Caitlin’s passion lies in the pediatric population and Dr. Hilger’s openness allowed her to jump right into Dr. Hilger's project on acquired dysarthria in the pediatric population. As previously mentioned, Caitlin values research that is easily accessible to clinicians, and this research project is just that. We have a great team that includes a practicing pediatric SLP and we are collecting data from his caseload. She loves being a part of this research project and being able to explore it through her own lens as well. She is excited to see how this project continues to grow. 

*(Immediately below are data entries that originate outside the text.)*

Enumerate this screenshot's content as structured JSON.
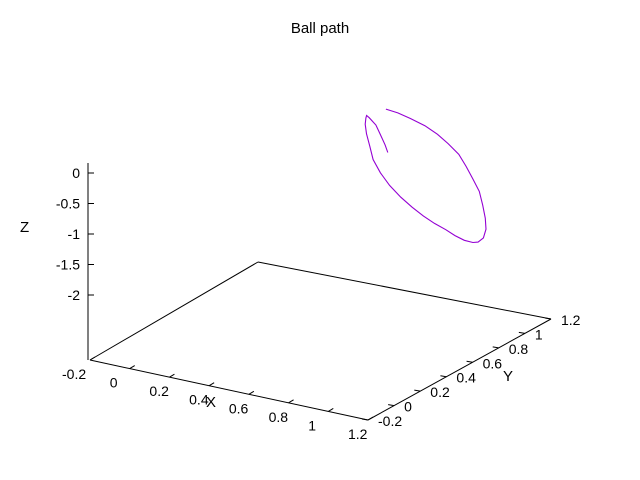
{
  "chart_data": {
    "type": "line",
    "title": "Ball path",
    "xlabel": "X",
    "ylabel": "Y",
    "zlabel": "Z",
    "x_ticks": [
      "-0.2",
      "0",
      "0.2",
      "0.4",
      "0.6",
      "0.8",
      "1",
      "1.2"
    ],
    "y_ticks": [
      "-0.2",
      "0",
      "0.2",
      "0.4",
      "0.6",
      "0.8",
      "1",
      "1.2"
    ],
    "z_ticks": [
      "0",
      "-0.5",
      "-1",
      "-1.5",
      "-2"
    ],
    "xlim": [
      -0.2,
      1.2
    ],
    "ylim": [
      -0.2,
      1.2
    ],
    "zlim": [
      -2.2,
      0.2
    ],
    "grid": false,
    "series_color": "#9400d3",
    "series": [
      {
        "x": [
          0.5,
          0.56,
          0.63,
          0.71,
          0.78,
          0.84,
          0.9,
          0.95,
          0.99,
          1.03,
          1.06,
          1.08,
          1.09,
          1.09,
          1.07,
          1.05,
          1.02,
          0.98,
          0.94,
          0.89,
          0.84,
          0.79,
          0.74,
          0.69,
          0.65,
          0.62,
          0.61,
          0.6,
          0.6,
          0.61,
          0.62,
          0.64,
          0.68,
          0.71,
          0.74,
          0.76
        ],
        "y": [
          1.0,
          1.0,
          0.99,
          0.98,
          0.97,
          0.96,
          0.95,
          0.93,
          0.92,
          0.91,
          0.89,
          0.88,
          0.87,
          0.85,
          0.84,
          0.83,
          0.81,
          0.8,
          0.79,
          0.78,
          0.77,
          0.76,
          0.75,
          0.74,
          0.73,
          0.72,
          0.71,
          0.7,
          0.69,
          0.68,
          0.67,
          0.66,
          0.65,
          0.64,
          0.63,
          0.62
        ],
        "z": [
          0.12,
          0.1,
          0.07,
          0.02,
          -0.06,
          -0.16,
          -0.28,
          -0.42,
          -0.58,
          -0.75,
          -0.93,
          -1.12,
          -1.28,
          -1.4,
          -1.47,
          -1.48,
          -1.44,
          -1.38,
          -1.3,
          -1.22,
          -1.12,
          -1.0,
          -0.86,
          -0.69,
          -0.5,
          -0.29,
          -0.07,
          0.14,
          0.31,
          0.43,
          0.49,
          0.48,
          0.4,
          0.27,
          0.14,
          0.04
        ]
      }
    ]
  }
}
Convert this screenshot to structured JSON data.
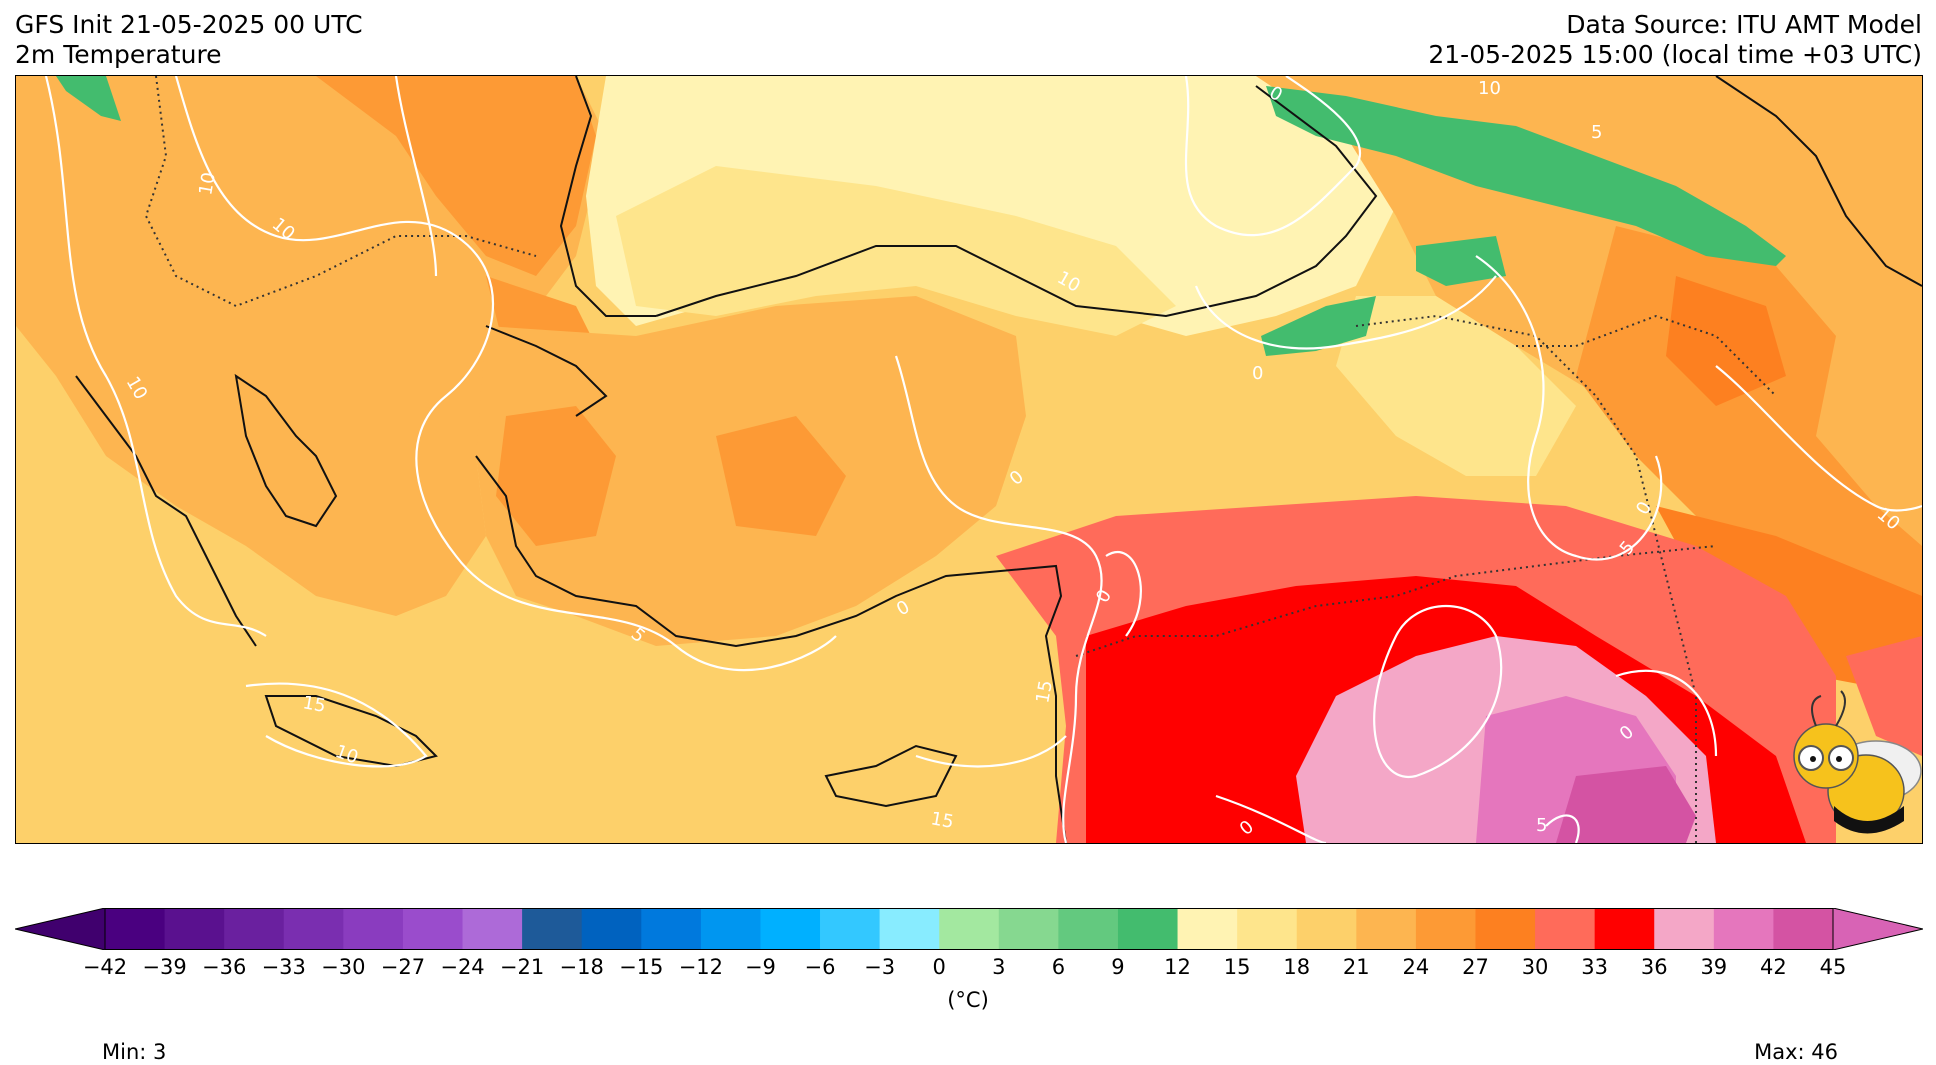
{
  "header": {
    "init_line": "GFS Init 21-05-2025 00 UTC",
    "variable_line": "2m Temperature",
    "source_line": "Data Source: ITU AMT Model",
    "valid_line": "21-05-2025 15:00 (local time +03 UTC)"
  },
  "map": {
    "region": "Greece, Turkey, Cyprus, Levant, Caucasus",
    "contour_labels": [
      "10",
      "10",
      "10",
      "10",
      "10",
      "10",
      "5",
      "5",
      "5",
      "5",
      "0",
      "0",
      "0",
      "0",
      "0",
      "0",
      "0",
      "0",
      "15",
      "15",
      "15",
      "10"
    ],
    "mascot_icon": "bee-mascot-icon"
  },
  "colorbar": {
    "ticks": [
      "−42",
      "−39",
      "−36",
      "−33",
      "−30",
      "−27",
      "−24",
      "−21",
      "−18",
      "−15",
      "−12",
      "−9",
      "−6",
      "−3",
      "0",
      "3",
      "6",
      "9",
      "12",
      "15",
      "18",
      "21",
      "24",
      "27",
      "30",
      "33",
      "36",
      "39",
      "42",
      "45"
    ],
    "colors": [
      "#4a0080",
      "#5a118f",
      "#6a209f",
      "#7a2eb0",
      "#8a3cbf",
      "#9a4ccc",
      "#ad6ad8",
      "#1e5a99",
      "#0062bf",
      "#0079dd",
      "#0096f0",
      "#00b0ff",
      "#33c8ff",
      "#88ecff",
      "#a3e8a0",
      "#86d890",
      "#63c97f",
      "#43bc6e",
      "#fff3b3",
      "#fee58c",
      "#fdd06a",
      "#fdb550",
      "#fd9a35",
      "#fd8020",
      "#ff6b5a",
      "#ff0000",
      "#f4a7c7",
      "#e576bd",
      "#d453a3"
    ],
    "under_color": "#40006e",
    "over_color": "#d863b5",
    "unit": "(°C)"
  },
  "stats": {
    "min_label": "Min: 3",
    "max_label": "Max: 46"
  }
}
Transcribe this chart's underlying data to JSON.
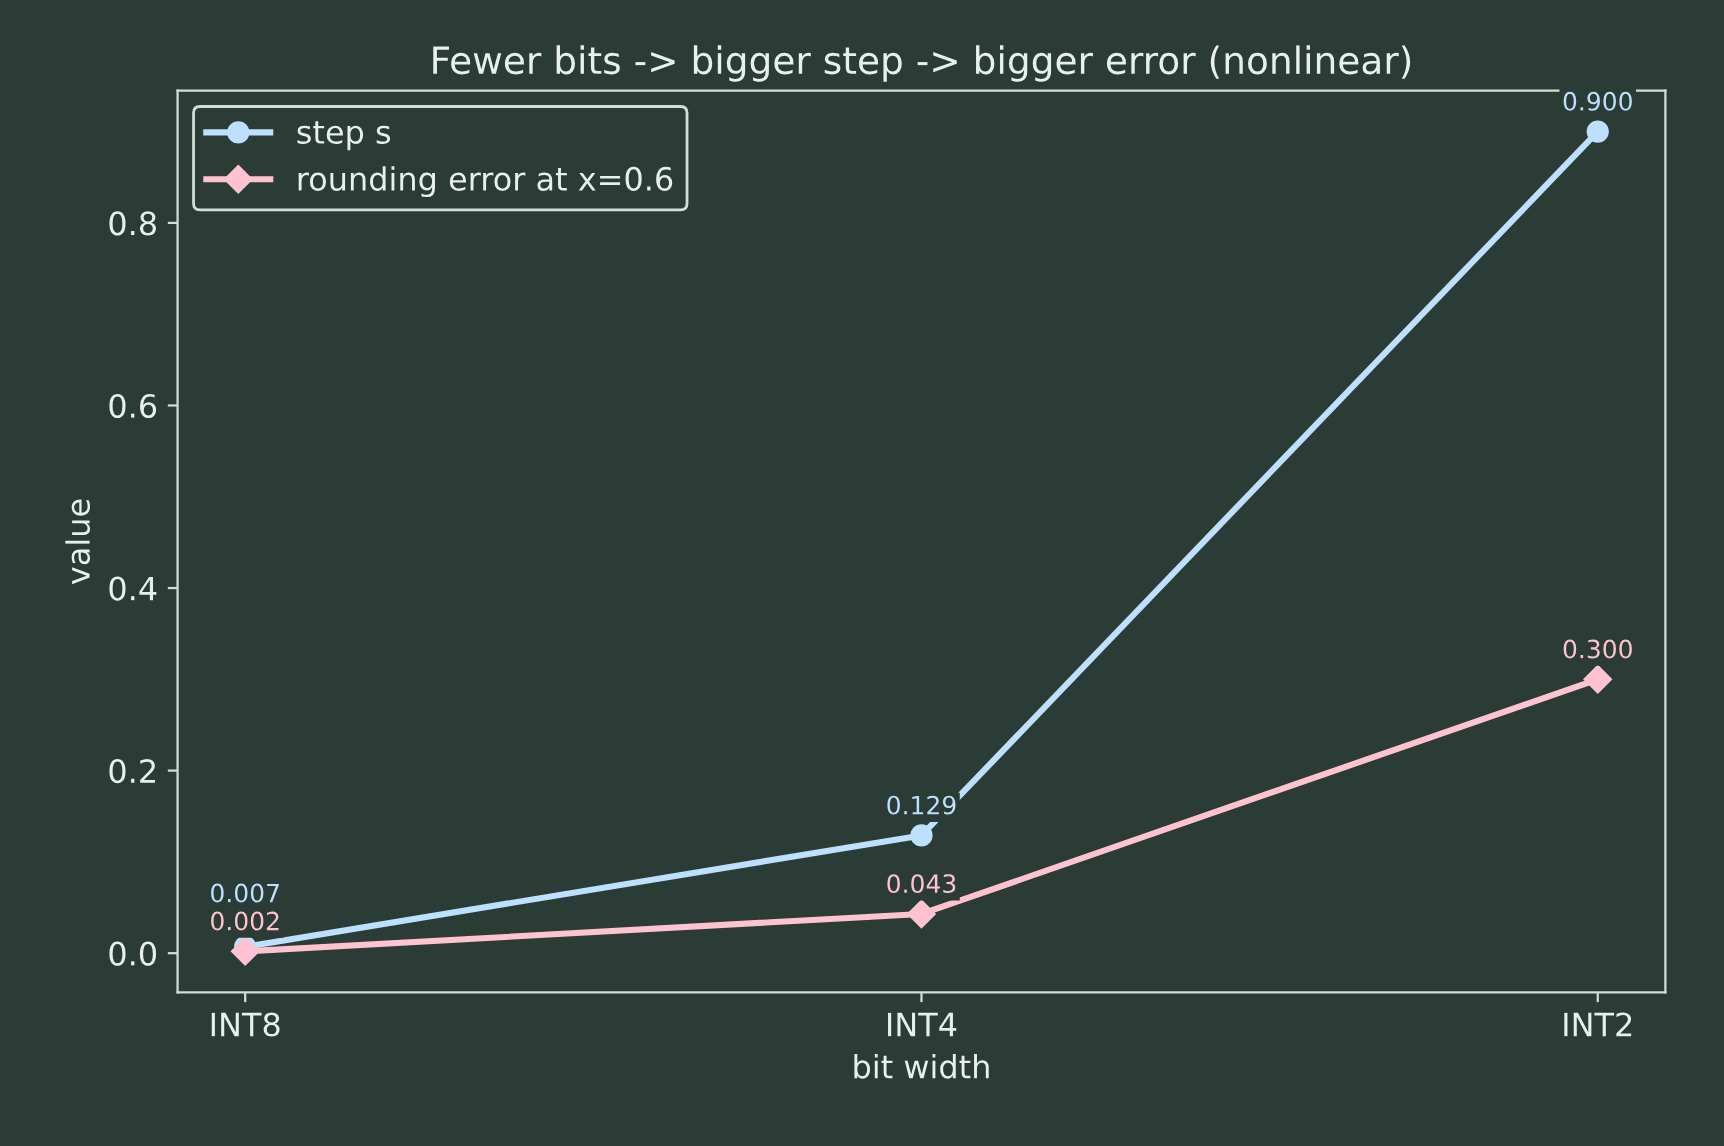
{
  "chart_data": {
    "type": "line",
    "title": "Fewer bits -> bigger step -> bigger error (nonlinear)",
    "xlabel": "bit width",
    "ylabel": "value",
    "categories": [
      "INT8",
      "INT4",
      "INT2"
    ],
    "series": [
      {
        "name": "step s",
        "color": "#bde0fe",
        "marker": "circle",
        "values": [
          0.007,
          0.129,
          0.9
        ],
        "value_labels": [
          "0.007",
          "0.129",
          "0.900"
        ]
      },
      {
        "name": "rounding error at x=0.6",
        "color": "#ffc2d1",
        "marker": "diamond",
        "values": [
          0.002,
          0.043,
          0.3
        ],
        "value_labels": [
          "0.002",
          "0.043",
          "0.300"
        ]
      }
    ],
    "ylim": [
      -0.043,
      0.945
    ],
    "yticks": [
      {
        "value": 0,
        "label": "0.0"
      },
      0.2,
      0.4,
      0.6,
      0.8
    ],
    "grid": false,
    "legend": "top left",
    "line_style": "solid"
  }
}
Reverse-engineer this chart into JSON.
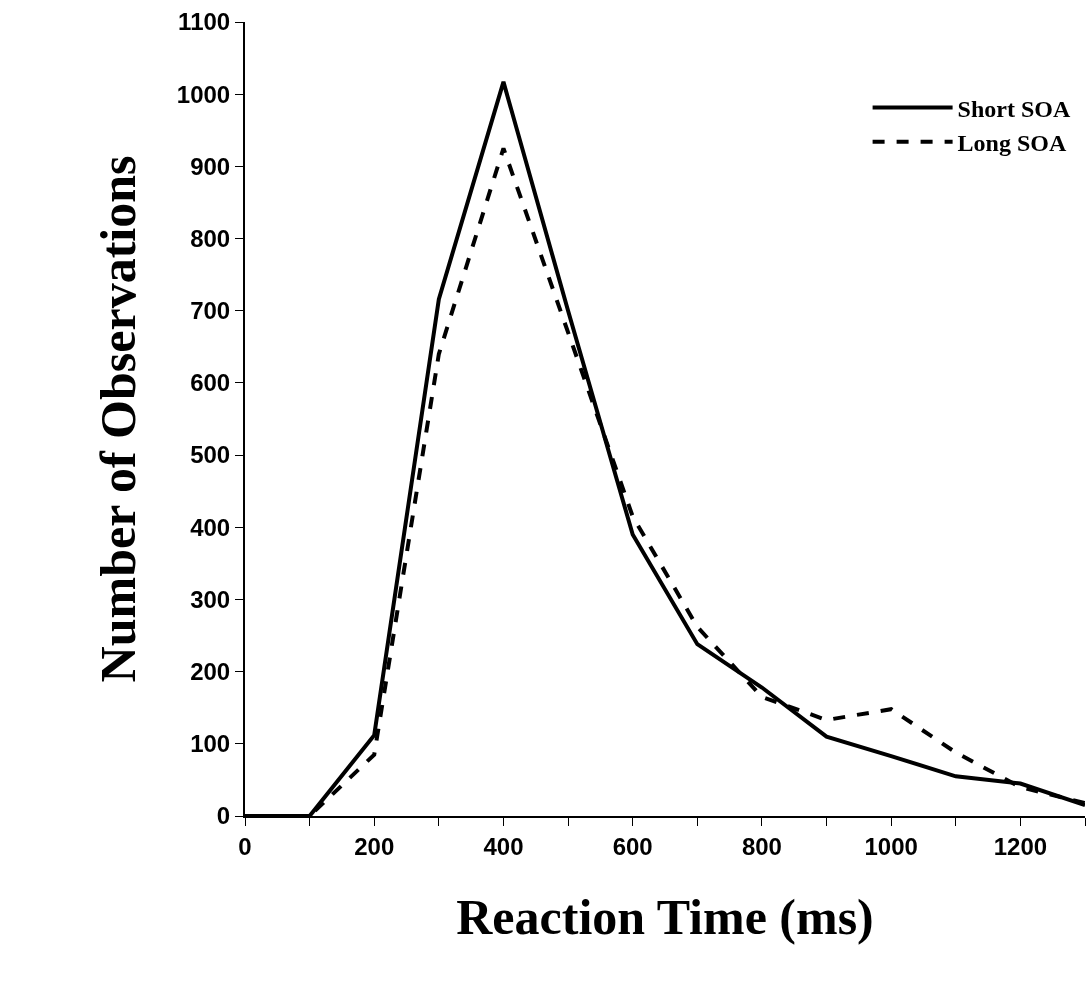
{
  "chart_data": {
    "type": "line",
    "xlabel": "Reaction Time (ms)",
    "ylabel": "Number of Observations",
    "x": [
      0,
      100,
      200,
      300,
      400,
      500,
      600,
      700,
      800,
      900,
      1000,
      1100,
      1200,
      1300
    ],
    "series": [
      {
        "name": "Short SOA",
        "color": "#000000",
        "line_style": "solid",
        "values": [
          0,
          0,
          112,
          716,
          1017,
          700,
          390,
          238,
          178,
          110,
          83,
          55,
          45,
          15
        ]
      },
      {
        "name": "Long SOA",
        "color": "#000000",
        "line_style": "dashed",
        "values": [
          0,
          0,
          85,
          640,
          925,
          670,
          415,
          262,
          165,
          133,
          148,
          88,
          40,
          18
        ]
      }
    ],
    "xlim": [
      0,
      1300
    ],
    "xticks": [
      0,
      200,
      400,
      600,
      800,
      1000,
      1200
    ],
    "ylim": [
      0,
      1100
    ],
    "yticks": [
      0,
      100,
      200,
      300,
      400,
      500,
      600,
      700,
      800,
      900,
      1000,
      1100
    ],
    "legend": "top right",
    "marker": "none"
  }
}
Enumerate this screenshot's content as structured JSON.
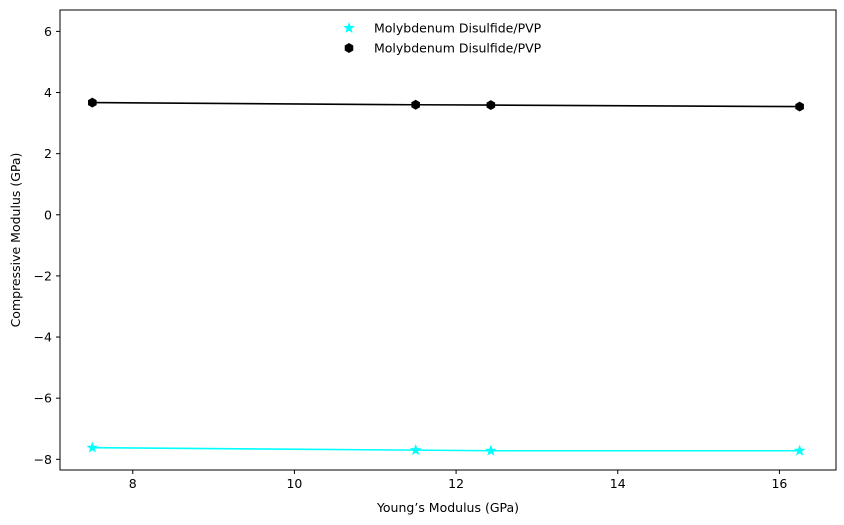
{
  "chart_data": {
    "type": "line",
    "xlabel": "Young’s Modulus (GPa)",
    "ylabel": "Compressive Modulus (GPa)",
    "xlim": [
      7.1,
      16.7
    ],
    "ylim": [
      -8.35,
      6.7
    ],
    "x_ticks": [
      8,
      10,
      12,
      14,
      16
    ],
    "y_ticks": [
      6,
      4,
      2,
      0,
      -2,
      -4,
      -6,
      -8
    ],
    "x_tick_labels": [
      "8",
      "10",
      "12",
      "14",
      "16"
    ],
    "y_tick_labels": [
      "6",
      "4",
      "2",
      "0",
      "−2",
      "−4",
      "−6",
      "−8"
    ],
    "grid": false,
    "legend_position": "upper center",
    "series": [
      {
        "name": "Molybdenum Disulfide/PVP",
        "color": "#00ffff",
        "marker": "star",
        "x": [
          7.5,
          11.5,
          12.43,
          16.25
        ],
        "y": [
          -7.62,
          -7.7,
          -7.72,
          -7.72
        ]
      },
      {
        "name": "Molybdenum Disulfide/PVP",
        "color": "#000000",
        "marker": "hexagon",
        "x": [
          7.5,
          11.5,
          12.43,
          16.25
        ],
        "y": [
          3.67,
          3.6,
          3.59,
          3.54
        ]
      }
    ]
  }
}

Caitlin believes that working with Dr. Hilger has been incredibly rewarding, saying, “She does a wonderful job gauging where you are and how you want to get there. She shares her research projects openly and allows each of her students to explore their interests. I have learned a lot from her on how to be a mentor and what it means to always be open to learning.”

Caitlin's biggest piece of advice for undergraduate students is to not overdo it. As undergrads, you hear you need to pack your resume and be a part of every club. Your CV and personal statements are really there to show your interests and a glimpse into how you might be as a clinician. It might change as you move through your academic career, but it means so much more when you dive into a population or subject of interest rather than being involved in 15 things. When you submit those personal statements, it means more to show how you grew and learned from experiences and see a path in the field rather than being all over the place. She also recommends not applying to graduate schools you don’t actually want to go to. You need to be happy with living in the city you are going to school in. Two years is fast but graduate school is a lot, your non-school life is just as important during this time.